FOUR: This brings me to our greatest advantage in the endeavour to build an SRI climate in India and that is you -- the National Stock Exchange. It is your work over just one decade which has democratised capital markets, taken them out there to small towns and small investors. Most of all you have built the necessary foundation of transparency and accountability – without which no greater good is possible. This is not only a achievement as a business but a hope-inducing inspiration which gives confidence to all who believe that India can and will be a land of plenitude for all.

I visualize a time in the near future when NSE might launch a Sustainability Index which companies will vie to get onto. If those of us who work at the interface of markets and civil society do our part of the work well – investors will gravitate towards companies that qualify for the Sustainability index. Then it will indeed be true that Who Cares Wins.

And now, lastly, the disclaimer:

Of course the path from here to sustainable markets-based development is marked by struggle and dangerously painful contradictions some of which will severely test our self-confidence and commitment. Money profits still predominantly come first and the race to save the planet needs more substantial and urgent action than existing business plans can offer.

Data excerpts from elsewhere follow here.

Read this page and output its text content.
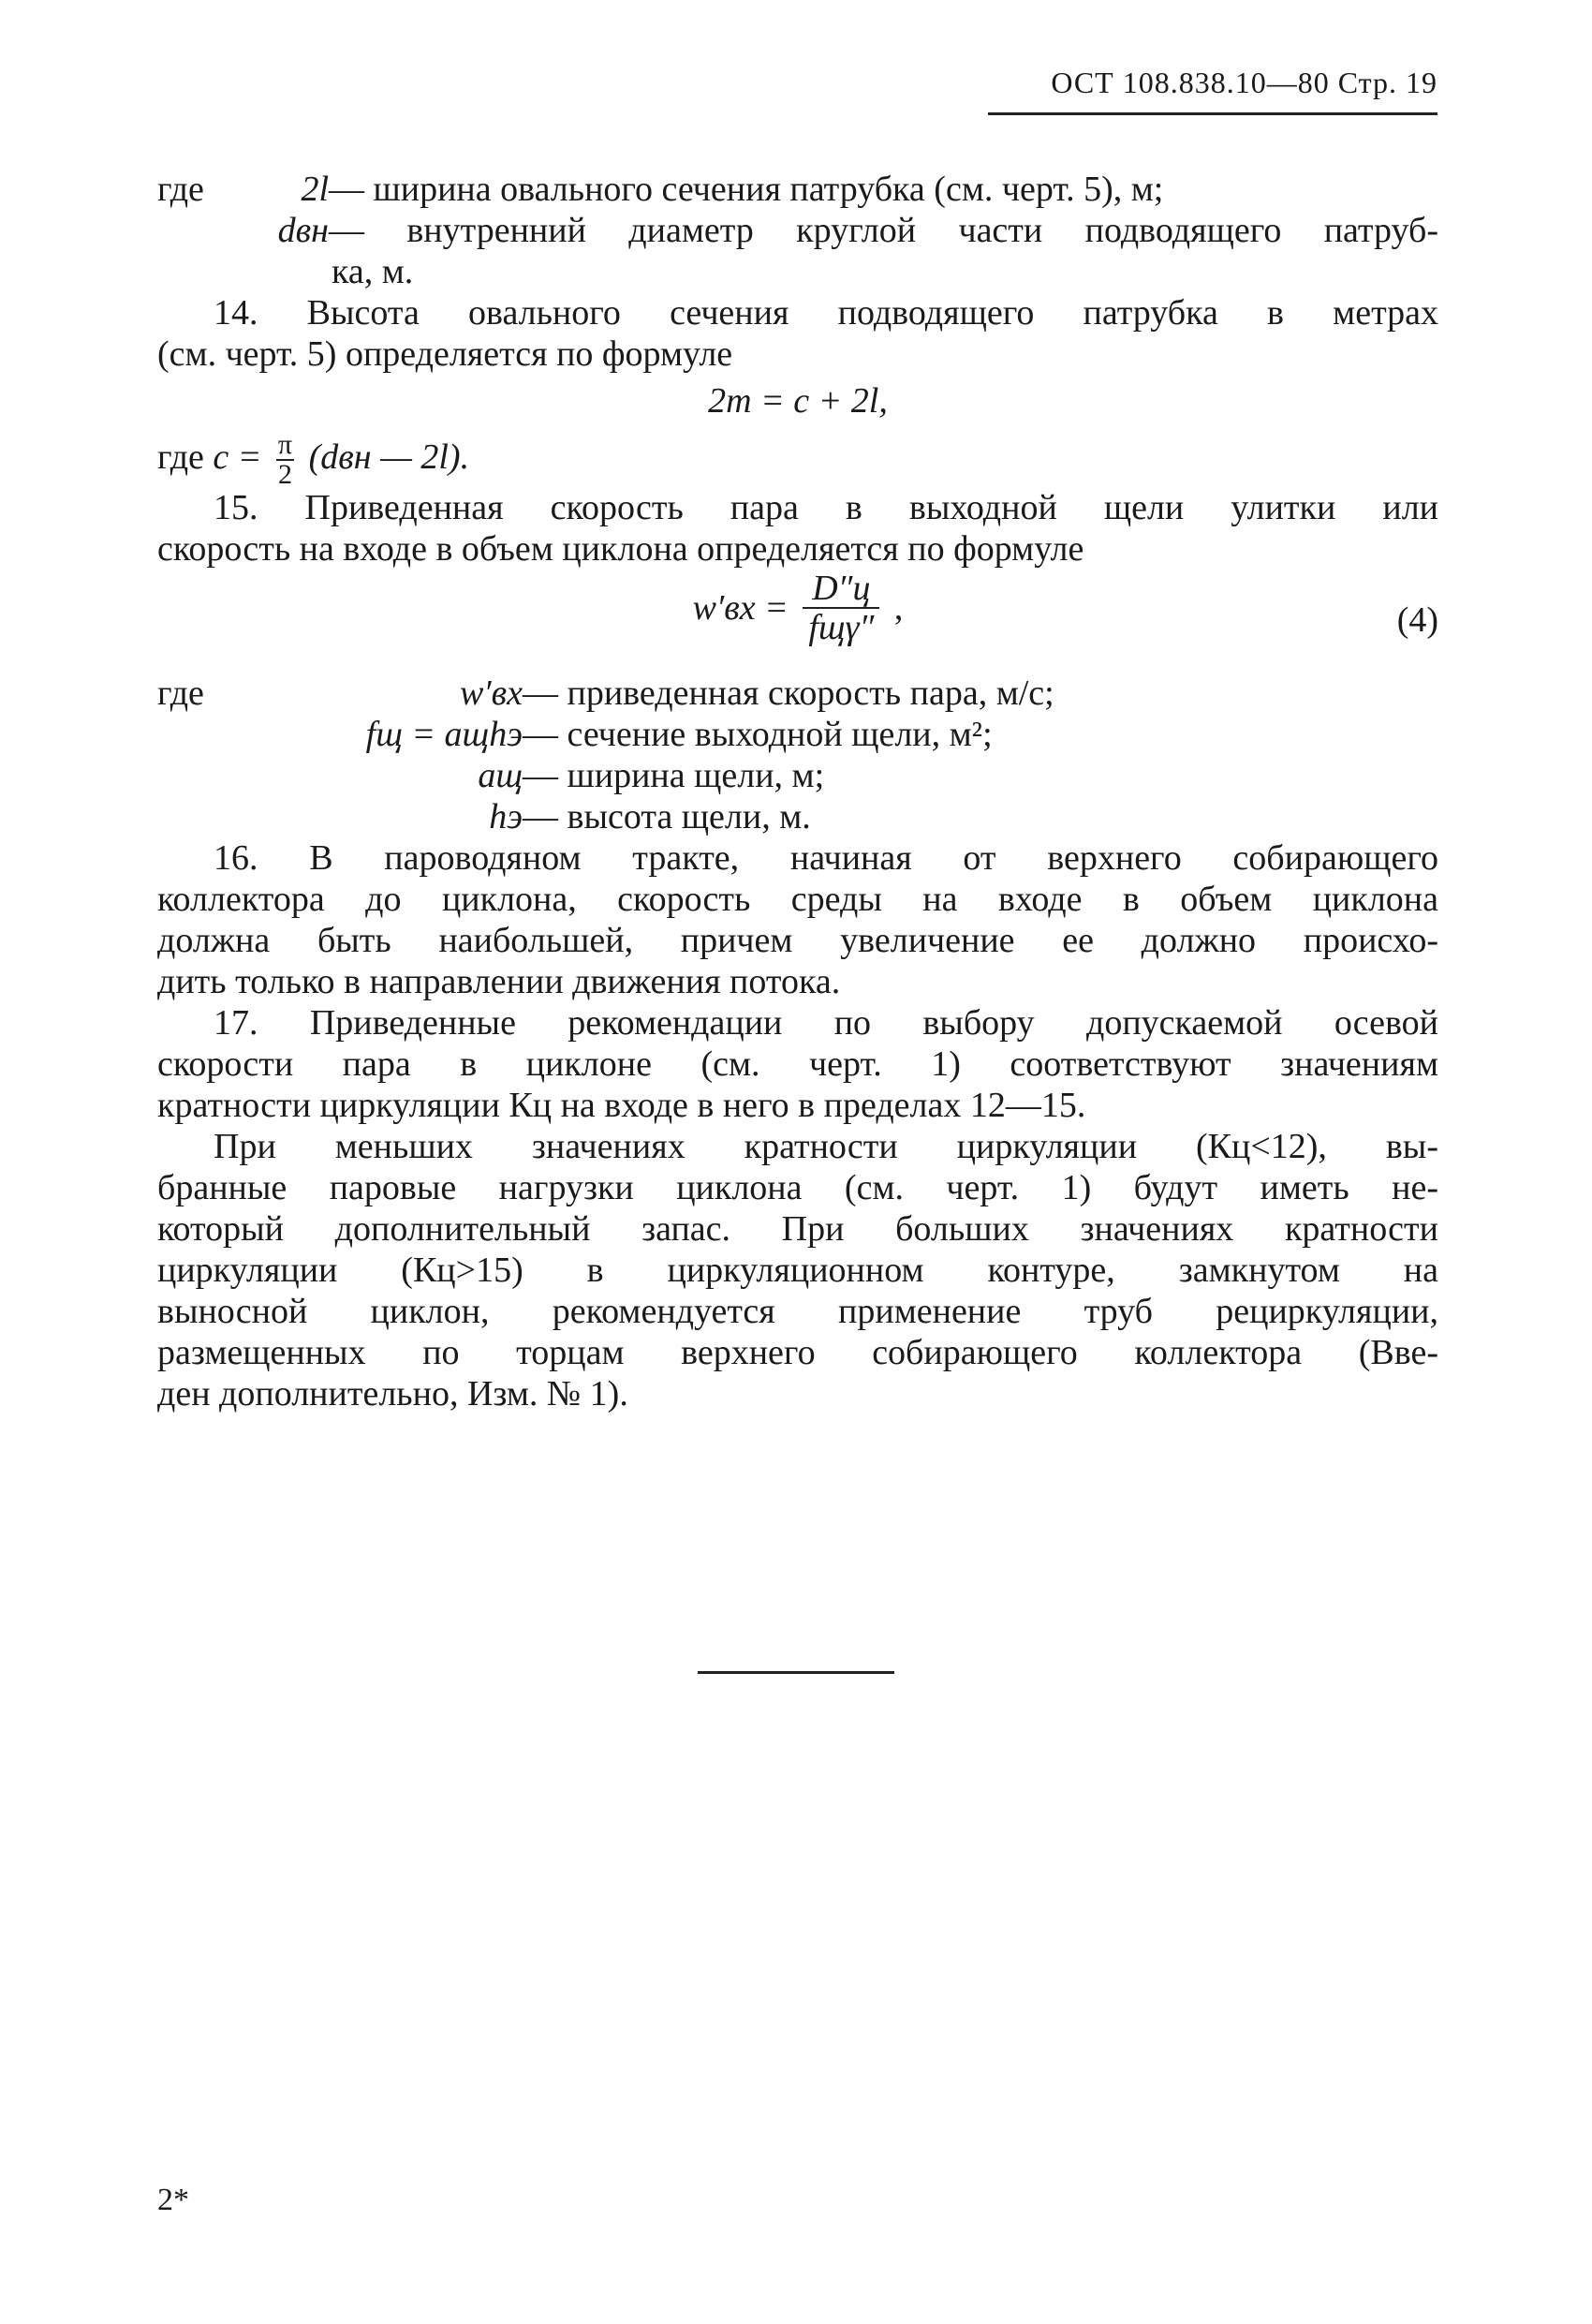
ОСТ 108.838.10—80 Стр. 19
где	2l — ширина овального сечения патрубка (см. черт. 5), м;
dвн — внутренний диаметр круглой части подводящего патруб-
ка, м.
14. Высота овального сечения подводящего патрубка в метрах
(см. черт. 5) определяется по формуле
2m = c + 2l,
где $c = \frac{\pi}{2} (dвн$ — 2l).
15. Приведенная скорость пара в выходной щели улитки или
скорость на входе в объем циклона определяется по формуле
$w'вх = \frac{D''ц}{\text{fщγ″}}$ ,	(4)
где	w′вх — приведенная скорость пара, м/с;
fщ = aщhэ — сечение выходной щели, м²;
aщ — ширина щели, м;
hэ — высота щели, м.
16. В пароводяном тракте, начиная от верхнего собирающего
коллектора до циклона, скорость среды на входе в объем циклона
должна быть наибольшей, причем увеличение ее должно происхо-
дить только в направлении движения потока.
17. Приведенные рекомендации по выбору допускаемой осевой
скорости пара в циклоне (см. черт. 1) соответствуют значениям
кратности циркуляции Кц на входе в него в пределах 12—15.
При меньших значениях кратности циркуляции (Кц<12), вы-
бранные паровые нагрузки циклона (см. черт. 1) будут иметь не-
который дополнительный запас. При больших значениях кратности
циркуляции (Кц>15) в циркуляционном контуре, замкнутом на
выносной циклон, рекомендуется применение труб рециркуляции,
размещенных по торцам верхнего собирающего коллектора (Вве-
ден дополнительно, Изм. № 1).
2*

But today, I deliberately chose not to go into those dark and ominous dimensions of the task at hand. Time enough to deal with all the difficulties on the journey ahead.

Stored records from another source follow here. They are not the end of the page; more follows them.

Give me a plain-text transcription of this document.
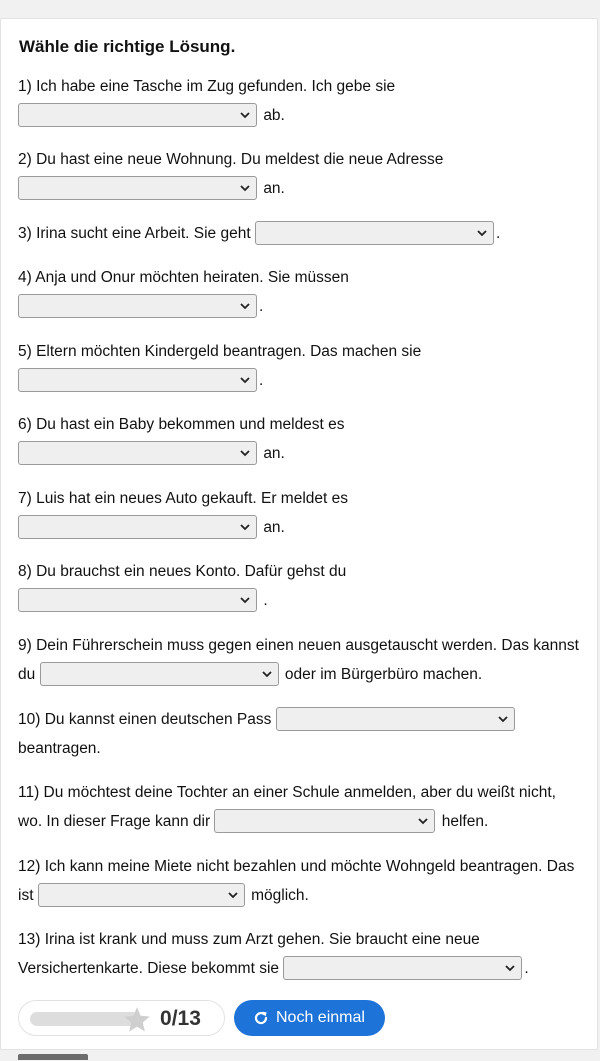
Wähle die richtige Lösung.
1) Ich habe eine Tasche im Zug gefunden. Ich gebe sie

ab.
2) Du hast eine neue Wohnung. Du meldest die neue Adresse

an.
3) Irina sucht eine Arbeit. Sie geht	.
4) Anja und Onur möchten heiraten. Sie müssen

.
5) Eltern möchten Kindergeld beantragen. Das machen sie

.
6) Du hast ein Baby bekommen und meldest es

an.
7) Luis hat ein neues Auto gekauft. Er meldet es

an.
8) Du brauchst ein neues Konto. Dafür gehst du

.
9) Dein Führerschein muss gegen einen neuen ausgetauscht werden. Das kannst du	oder im Bürgerbüro machen.
10) Du kannst einen deutschen Pass
beantragen.
11) Du möchtest deine Tochter an einer Schule anmelden, aber du weißt nicht, wo. In dieser Frage kann dir	helfen.
12) Ich kann meine Miete nicht bezahlen und möchte Wohngeld beantragen. Das ist	möglich.
13) Irina ist krank und muss zum Arzt gehen. Sie braucht eine neue Versichertenkarte. Diese bekommt sie	.
0/13	Noch einmal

Before I take leave of you can we return for just a moment to that story about the formation of the butterfly. Just as metamorphosis in nature needs imaginal cells, society needs imaginal beings. Mahatma Gandhi was probably the greatest imaginal being of the 20th century. Yet the full impact of the Gandhiji's visionary ideas is only now unfolding and will mature further in the course of the 21st century.

So as we traverse the challenging terrain ahead, moving towards Mindful Markets, you will inevitably catch glimmers of Gandhiji and his vision of Trusteeship as the basis of industry and commerce. Half a century ago, when the world was clearly divided between capitalism and communism, it was easy to dismiss Trusteeship as a form of dreamy idealism. Not any more. Communism has collapsed and the greed is good variety of capitalism is in retreat. Today there is much more space for the idea that we can succeed in the market-place as social and moral beings not merely as slaves to some supply and demand curves. This space is being expanded both by imaginal beings and the most basic of all human urges the need to survive.

As Niall Fitzgerald, the former head of Unilever and now CEO of Reuters, has said: Sustainability is here to stay or we may not be."

A heartfelt thanks for your attention and best wishes for the onward adventure.